Rice Plays Musical Chairs with Sharon Government

What did the US President’s national security adviser Condoleezza Rice really come to the Middle East for? To get the Abu Mazen-Dahlan team started on the war against Palestinian terror? Not a chance. They presented her with a list of demands a mile long when she met the duo in Jericho on Saturday, June 28. They also informed her that a partial, temporary, conditional truce was their limit. If that would not do, the Palestinians would turn to the international community for guarantees and a large buffer force to take over Washington’s role as go-between. What about the withdrawal of Israeli troops from the Gaza Strip and Bethlehem? That package was neatly tied up well in advance of the presidential adviser’s visit – as debkafile reported on June 16.
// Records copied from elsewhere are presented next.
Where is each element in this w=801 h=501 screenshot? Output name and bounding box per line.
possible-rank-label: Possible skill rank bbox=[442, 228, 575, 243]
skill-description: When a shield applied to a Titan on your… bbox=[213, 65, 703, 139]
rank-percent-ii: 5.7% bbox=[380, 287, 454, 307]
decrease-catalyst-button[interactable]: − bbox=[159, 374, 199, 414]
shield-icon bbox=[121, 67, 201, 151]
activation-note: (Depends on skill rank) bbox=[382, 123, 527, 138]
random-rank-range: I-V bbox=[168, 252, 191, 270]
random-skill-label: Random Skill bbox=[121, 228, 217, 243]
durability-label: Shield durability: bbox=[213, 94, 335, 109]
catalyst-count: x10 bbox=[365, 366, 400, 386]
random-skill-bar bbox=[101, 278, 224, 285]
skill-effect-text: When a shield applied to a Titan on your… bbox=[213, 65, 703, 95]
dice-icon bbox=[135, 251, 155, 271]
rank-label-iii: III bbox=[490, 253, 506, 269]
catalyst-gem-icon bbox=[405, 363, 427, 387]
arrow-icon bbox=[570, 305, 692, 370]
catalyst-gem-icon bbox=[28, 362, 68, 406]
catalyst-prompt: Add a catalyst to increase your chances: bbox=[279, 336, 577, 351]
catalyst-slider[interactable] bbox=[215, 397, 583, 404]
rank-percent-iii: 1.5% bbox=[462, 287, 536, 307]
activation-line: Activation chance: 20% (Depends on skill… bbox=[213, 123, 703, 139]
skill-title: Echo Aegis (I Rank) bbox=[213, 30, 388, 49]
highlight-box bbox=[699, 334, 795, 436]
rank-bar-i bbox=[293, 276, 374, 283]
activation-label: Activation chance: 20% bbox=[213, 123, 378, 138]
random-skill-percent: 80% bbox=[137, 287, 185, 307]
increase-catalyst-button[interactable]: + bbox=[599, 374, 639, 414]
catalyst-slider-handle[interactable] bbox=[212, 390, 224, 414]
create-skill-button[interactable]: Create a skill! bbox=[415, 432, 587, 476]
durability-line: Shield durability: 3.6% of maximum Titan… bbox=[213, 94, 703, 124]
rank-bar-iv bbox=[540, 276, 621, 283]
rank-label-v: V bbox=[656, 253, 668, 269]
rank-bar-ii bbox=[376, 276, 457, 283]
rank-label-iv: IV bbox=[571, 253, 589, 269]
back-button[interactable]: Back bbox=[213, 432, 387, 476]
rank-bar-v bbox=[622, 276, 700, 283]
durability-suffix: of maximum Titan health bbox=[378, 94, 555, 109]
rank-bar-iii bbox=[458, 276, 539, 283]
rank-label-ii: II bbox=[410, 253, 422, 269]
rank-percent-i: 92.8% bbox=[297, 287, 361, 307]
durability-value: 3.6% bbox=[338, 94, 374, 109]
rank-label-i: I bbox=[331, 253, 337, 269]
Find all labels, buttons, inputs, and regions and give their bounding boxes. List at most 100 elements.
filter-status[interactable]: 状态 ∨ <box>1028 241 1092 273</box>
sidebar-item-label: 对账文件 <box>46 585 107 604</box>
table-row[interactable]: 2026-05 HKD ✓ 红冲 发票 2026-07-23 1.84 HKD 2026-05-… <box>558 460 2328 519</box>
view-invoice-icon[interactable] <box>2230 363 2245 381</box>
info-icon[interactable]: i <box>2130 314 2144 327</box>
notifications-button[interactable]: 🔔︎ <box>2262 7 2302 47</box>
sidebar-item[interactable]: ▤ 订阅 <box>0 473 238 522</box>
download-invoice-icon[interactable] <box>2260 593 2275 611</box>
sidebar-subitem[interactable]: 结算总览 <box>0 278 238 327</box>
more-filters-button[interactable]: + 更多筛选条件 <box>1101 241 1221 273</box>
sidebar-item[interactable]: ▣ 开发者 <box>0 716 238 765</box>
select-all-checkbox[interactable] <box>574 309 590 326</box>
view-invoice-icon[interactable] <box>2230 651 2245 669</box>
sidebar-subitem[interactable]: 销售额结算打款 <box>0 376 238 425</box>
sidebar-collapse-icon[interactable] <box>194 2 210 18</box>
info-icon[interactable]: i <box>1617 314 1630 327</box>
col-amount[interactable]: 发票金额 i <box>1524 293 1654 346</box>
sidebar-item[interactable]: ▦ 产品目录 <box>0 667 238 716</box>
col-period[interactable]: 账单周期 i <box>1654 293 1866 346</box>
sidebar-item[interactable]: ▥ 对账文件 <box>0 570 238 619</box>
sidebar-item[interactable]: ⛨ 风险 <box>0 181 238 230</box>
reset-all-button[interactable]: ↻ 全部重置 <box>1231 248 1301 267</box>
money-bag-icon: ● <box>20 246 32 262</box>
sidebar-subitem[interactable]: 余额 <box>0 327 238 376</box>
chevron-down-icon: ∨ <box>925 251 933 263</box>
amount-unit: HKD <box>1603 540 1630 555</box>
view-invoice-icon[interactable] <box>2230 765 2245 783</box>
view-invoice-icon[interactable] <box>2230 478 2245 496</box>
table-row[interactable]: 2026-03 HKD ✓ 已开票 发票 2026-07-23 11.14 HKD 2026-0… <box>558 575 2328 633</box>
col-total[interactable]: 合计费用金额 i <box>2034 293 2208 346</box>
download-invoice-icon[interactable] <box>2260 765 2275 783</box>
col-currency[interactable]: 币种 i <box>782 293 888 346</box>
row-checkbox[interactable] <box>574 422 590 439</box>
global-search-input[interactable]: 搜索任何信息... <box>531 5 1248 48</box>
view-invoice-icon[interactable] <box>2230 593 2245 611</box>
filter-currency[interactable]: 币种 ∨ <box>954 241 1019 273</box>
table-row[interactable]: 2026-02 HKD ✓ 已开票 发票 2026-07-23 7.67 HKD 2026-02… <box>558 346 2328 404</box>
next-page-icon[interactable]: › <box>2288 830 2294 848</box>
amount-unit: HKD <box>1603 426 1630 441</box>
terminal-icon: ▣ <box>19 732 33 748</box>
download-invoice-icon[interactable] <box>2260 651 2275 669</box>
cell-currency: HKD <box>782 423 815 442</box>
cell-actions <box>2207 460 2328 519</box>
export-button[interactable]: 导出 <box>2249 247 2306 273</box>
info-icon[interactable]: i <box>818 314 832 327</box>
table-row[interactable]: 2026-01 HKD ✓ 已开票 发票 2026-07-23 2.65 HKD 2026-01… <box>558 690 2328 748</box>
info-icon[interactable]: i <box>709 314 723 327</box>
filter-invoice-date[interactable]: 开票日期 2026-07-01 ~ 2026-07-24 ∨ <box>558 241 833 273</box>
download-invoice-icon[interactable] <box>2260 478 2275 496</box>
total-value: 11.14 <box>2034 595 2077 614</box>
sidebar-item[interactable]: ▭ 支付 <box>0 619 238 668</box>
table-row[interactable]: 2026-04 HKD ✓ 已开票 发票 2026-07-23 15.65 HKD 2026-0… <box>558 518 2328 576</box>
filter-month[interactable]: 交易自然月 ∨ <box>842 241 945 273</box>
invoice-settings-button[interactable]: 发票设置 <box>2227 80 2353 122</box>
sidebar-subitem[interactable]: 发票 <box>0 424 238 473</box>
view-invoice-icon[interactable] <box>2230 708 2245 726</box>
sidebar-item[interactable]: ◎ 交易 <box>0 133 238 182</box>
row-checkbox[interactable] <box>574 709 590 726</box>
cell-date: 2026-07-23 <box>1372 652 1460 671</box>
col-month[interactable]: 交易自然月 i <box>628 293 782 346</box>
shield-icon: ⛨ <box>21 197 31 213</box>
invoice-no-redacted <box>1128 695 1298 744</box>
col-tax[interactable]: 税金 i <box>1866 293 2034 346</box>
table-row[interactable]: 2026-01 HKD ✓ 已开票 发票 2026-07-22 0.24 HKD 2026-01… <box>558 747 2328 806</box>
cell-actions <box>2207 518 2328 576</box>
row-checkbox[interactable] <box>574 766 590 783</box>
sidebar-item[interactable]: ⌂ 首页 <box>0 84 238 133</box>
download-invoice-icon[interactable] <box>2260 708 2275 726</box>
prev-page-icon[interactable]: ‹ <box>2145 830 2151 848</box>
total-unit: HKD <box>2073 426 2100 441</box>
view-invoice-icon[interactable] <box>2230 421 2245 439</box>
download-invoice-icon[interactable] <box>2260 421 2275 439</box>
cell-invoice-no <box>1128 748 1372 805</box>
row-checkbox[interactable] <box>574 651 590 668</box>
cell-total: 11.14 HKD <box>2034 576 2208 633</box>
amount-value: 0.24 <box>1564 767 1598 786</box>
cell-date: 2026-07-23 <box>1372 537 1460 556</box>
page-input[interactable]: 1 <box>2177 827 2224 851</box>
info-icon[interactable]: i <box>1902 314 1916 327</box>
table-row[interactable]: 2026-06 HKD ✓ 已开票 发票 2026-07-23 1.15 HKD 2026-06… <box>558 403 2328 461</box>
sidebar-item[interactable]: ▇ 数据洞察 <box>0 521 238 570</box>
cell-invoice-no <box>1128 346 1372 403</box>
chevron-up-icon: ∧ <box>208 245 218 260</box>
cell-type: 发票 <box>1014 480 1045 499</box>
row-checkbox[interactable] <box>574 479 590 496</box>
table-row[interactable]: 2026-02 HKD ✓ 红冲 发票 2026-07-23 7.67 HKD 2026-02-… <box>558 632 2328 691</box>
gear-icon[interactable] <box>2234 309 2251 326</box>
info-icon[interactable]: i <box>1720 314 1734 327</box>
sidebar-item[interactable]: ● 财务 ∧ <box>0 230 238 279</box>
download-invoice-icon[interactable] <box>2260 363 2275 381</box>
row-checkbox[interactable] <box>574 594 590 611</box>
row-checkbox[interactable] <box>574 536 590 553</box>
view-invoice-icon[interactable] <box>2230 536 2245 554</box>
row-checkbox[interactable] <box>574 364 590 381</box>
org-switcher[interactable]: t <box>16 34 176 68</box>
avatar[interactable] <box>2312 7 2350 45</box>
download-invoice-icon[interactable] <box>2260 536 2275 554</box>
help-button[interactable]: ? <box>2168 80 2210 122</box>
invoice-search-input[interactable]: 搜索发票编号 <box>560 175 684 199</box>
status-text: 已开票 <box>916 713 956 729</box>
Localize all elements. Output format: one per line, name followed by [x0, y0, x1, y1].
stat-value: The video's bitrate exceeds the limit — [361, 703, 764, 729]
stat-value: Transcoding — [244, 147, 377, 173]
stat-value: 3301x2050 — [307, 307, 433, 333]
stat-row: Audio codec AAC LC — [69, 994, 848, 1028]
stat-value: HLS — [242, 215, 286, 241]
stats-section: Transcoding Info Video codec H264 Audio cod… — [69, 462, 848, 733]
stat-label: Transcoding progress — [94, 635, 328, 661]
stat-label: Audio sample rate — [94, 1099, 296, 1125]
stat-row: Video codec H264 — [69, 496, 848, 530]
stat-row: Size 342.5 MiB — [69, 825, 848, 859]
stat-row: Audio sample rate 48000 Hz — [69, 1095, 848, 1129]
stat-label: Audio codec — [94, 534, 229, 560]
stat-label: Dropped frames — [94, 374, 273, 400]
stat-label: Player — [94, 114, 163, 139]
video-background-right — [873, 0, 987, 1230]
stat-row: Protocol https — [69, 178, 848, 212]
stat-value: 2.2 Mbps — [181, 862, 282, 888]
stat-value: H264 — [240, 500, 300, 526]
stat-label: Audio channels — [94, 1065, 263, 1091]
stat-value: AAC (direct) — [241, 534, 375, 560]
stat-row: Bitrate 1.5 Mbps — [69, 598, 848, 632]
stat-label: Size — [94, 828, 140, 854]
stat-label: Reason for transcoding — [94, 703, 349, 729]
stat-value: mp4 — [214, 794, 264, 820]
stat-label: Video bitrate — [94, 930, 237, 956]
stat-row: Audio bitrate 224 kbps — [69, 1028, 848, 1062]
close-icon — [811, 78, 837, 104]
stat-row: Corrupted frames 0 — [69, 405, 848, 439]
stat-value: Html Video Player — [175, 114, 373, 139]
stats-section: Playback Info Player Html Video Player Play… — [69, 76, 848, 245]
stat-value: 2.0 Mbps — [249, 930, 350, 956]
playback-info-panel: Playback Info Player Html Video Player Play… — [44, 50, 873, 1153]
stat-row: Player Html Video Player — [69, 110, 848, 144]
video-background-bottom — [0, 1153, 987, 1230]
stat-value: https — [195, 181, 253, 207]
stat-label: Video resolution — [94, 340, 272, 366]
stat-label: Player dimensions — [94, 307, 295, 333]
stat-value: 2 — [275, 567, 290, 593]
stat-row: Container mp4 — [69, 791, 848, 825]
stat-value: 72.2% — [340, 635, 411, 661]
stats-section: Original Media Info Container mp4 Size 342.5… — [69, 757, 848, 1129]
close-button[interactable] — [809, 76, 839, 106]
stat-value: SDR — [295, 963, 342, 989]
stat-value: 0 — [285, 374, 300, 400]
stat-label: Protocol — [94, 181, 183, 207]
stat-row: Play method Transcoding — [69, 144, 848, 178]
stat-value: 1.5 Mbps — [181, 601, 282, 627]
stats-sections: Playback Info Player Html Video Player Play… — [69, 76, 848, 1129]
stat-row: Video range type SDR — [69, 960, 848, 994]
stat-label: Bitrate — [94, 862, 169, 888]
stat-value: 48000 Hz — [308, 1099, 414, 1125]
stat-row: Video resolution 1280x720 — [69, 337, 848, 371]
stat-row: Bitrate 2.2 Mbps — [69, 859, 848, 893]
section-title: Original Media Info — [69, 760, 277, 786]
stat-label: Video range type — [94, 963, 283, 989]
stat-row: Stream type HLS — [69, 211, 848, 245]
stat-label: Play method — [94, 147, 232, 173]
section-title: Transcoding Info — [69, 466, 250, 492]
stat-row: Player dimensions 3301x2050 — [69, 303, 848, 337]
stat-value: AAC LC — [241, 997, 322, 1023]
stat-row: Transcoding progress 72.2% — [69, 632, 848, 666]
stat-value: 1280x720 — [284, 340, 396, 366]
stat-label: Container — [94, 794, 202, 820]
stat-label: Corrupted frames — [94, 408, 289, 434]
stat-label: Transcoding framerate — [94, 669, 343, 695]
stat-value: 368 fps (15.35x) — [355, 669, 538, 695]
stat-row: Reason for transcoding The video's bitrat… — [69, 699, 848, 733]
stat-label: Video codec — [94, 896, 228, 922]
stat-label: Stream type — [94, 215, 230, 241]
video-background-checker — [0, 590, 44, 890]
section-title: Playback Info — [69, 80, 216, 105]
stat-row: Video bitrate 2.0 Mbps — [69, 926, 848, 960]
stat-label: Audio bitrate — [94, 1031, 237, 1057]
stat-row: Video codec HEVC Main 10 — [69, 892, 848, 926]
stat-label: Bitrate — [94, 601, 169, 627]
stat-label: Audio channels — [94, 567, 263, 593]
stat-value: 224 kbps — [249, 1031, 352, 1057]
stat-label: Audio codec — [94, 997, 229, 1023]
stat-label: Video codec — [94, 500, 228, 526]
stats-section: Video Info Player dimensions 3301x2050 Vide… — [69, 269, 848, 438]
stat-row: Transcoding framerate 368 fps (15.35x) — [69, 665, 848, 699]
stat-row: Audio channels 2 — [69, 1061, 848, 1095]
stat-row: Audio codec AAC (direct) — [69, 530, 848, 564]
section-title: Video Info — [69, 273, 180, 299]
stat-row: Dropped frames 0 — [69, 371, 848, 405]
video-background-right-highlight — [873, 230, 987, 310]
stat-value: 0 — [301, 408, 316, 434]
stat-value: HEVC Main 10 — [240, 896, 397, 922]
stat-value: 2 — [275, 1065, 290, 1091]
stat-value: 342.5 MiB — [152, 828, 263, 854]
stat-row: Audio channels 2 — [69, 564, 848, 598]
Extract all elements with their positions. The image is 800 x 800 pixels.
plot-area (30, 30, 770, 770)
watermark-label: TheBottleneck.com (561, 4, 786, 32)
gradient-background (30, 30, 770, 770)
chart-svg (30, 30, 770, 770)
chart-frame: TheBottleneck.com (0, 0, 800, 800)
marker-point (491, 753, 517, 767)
debkafile‘s political sources have discovered that Rice had quite different fish to fry during her day in Israel – Sunday, June 29, namely the remaking of Ariel Sharon’s government.
Foreign minister Silvan Shalom was handed the first pink slip.
In a private conversation at the Aqaba summit on June 4, we are told of a remark Bush made to Sharon suggesting that, in keeping with Israel’s new relationship with the Palestinians and the onset of a new Middle East, it might be a good idea to rid his government of its right wing coalition partners and replace them with the more amenable opposition Labor party. The ministers he was referring to come from the pro-settlement National Religious Party and National Union: Effie Eytam, Yitzhak Levy, Zvi Handel, Benny Eylon and Avigdor Lieberman.
This sensitive chat had its corollary in Washington, taken forward a step at a time during subsequent trips the Israeli prime minister’s chef de bureau Dov Weisglass paid to the White House for settling the details of Israel’s troop pullback.
Weisglass was given to understand that the Bush administration while not necessarily a fan of Israel’s Labor party was keen to have Shimon Peres, Labor’s interim chairman and popular figure with the Palestinians as a peace negotiator, back at the helm of the foreign ministry. The reckoning in Washington is that a Sharon government made up of biddable Likud ministers, Labor and Change would quickly freeze the right-wingers out, including the few Likud ministers who would be uncomfortable with the new setup and its policies.
Without them, the Israeli government would be more amenable to the next stage of the Bush blueprint for an Israeli-Palestinian peace that will come up some time during the presidential election year of 2004. Then, an Israeli government will be needed in Jerusalem with a guaranteed ability to execute evacuations – not only of fringe outposts, but of thriving Jewish communities in the Gaza Strip and West Bank to make way for a Palestinian state. The White House does not want to risk this plan going awry.
Before leaving Jerusalem therefore, Rice met Shalom privately to broach a delicate request: Would he mind vacating his ministerial seat in favor of Peres? (Only a few months ago Shalom was moved sideways out of the finance ministry to make room for Binyamin Netanyahu). If he acceded, she said, he would be deemed in Washington to have made an invaluable contribution to a historic process and the future would hold rewards.
For obvious reasons, no hint of this maneuver was published. The only content officially leaked from the Rice luncheon meeting with Israel’s inner cabinet was the ministers’ solid resistance to her criticism of the security fence under construction along the Israel-West Bank border. She repeated the Palestinian prime minister Mahmoud Abbas’s complaint that the fence provided a pretext for grabbing West Bank land. Sharon rose to declare it was an essential device for protecting Israeli locations against terrorist incursions and there would be no compromise on the safety of Israeli citizens.
Change minister Avraham Poraz added: “If the Palestinians fail to prevent terrorist attacks, the fence will be there to hold them back.”
For the first time in military history, a defense line was thus called up to serve both as a red herring and a substitute for military action to eliminate terrorists. The Sharon government has clearly bowed to the Bush government’s demand to give up fighting terror. Under assault now is a poor substitute, the partially built static defense line that is no proof against continuing terrorist incursions.